Siedziała grzecznie u boku matki spoglądając swoimi morskimi oczkami na otaczający ją świat. Królowa czule otulała kocięta swym puchatym ogonem, a Naparstnica nie do końca była zadowolona z tych czułości. Bardziej interesowało ją kim były te koty, które do nich zaglądały. Jak się nazywały? Nie pamiętała, mimo że na pewno mama coś jej tam mówiła, bo kotce w końcu pysk się nie zamykał. Jak nie gadała, to nuciła piosenki. I właśnie to drugie w matce z całego serduszka kochała.
Zainteresowanie u kociaka w szczególności wzbudził jednak taki kocur, na którego widok Alba ożywiała się bardziej, a z jej pyska zaczął wylewać się potok słów. Trajkotała jak najęta, gdy ten doglądał jej dzieci, a mała szylkretka za każdym razem, gdy do nich przychodził wystawiała w jego kierunku języczek. Nie ze złośliwości, po prostu odkąd odkryła, że może go tak śmiesznie zwijać w rurkę, chciała się każdemu tym pochwalić. Tak też zrobiła i dzisiaj, gdy liliowy kocur przyszedł do nich w odwiedziny.

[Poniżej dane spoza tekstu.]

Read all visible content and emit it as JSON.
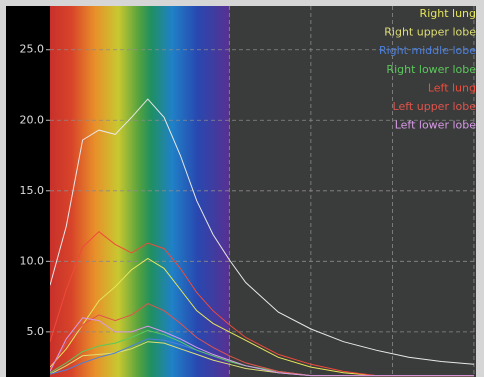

— Proszę spojrzeć co ja potrafię — odezwała się cichutko, po czym znów wystawiła swój języczek w stronę kocura, który wcale, a wcale nie wyglądał na zainteresowanego sztuczką kociaka, ba, pojawiło się na jego pysku poirytowanie, a koteczka była za mała jeszcze by wyłapać ten grymas. — Mamo! Mamo zobacz! Raczku ty też spójrz! — zwróciła się do siostry przekręcając jej imię
— Nie jestem Rak, jestem Mak — odezwała się koteczka wzdychając, na jej pyszczku tak czy siak pojawił się uśmiech. Zainteresowana sztuczką siostry podczłapała na swych małych łapkach i przekrzywiła łebek przyglądając się jej różowemu językowi — Jak ty to robisz?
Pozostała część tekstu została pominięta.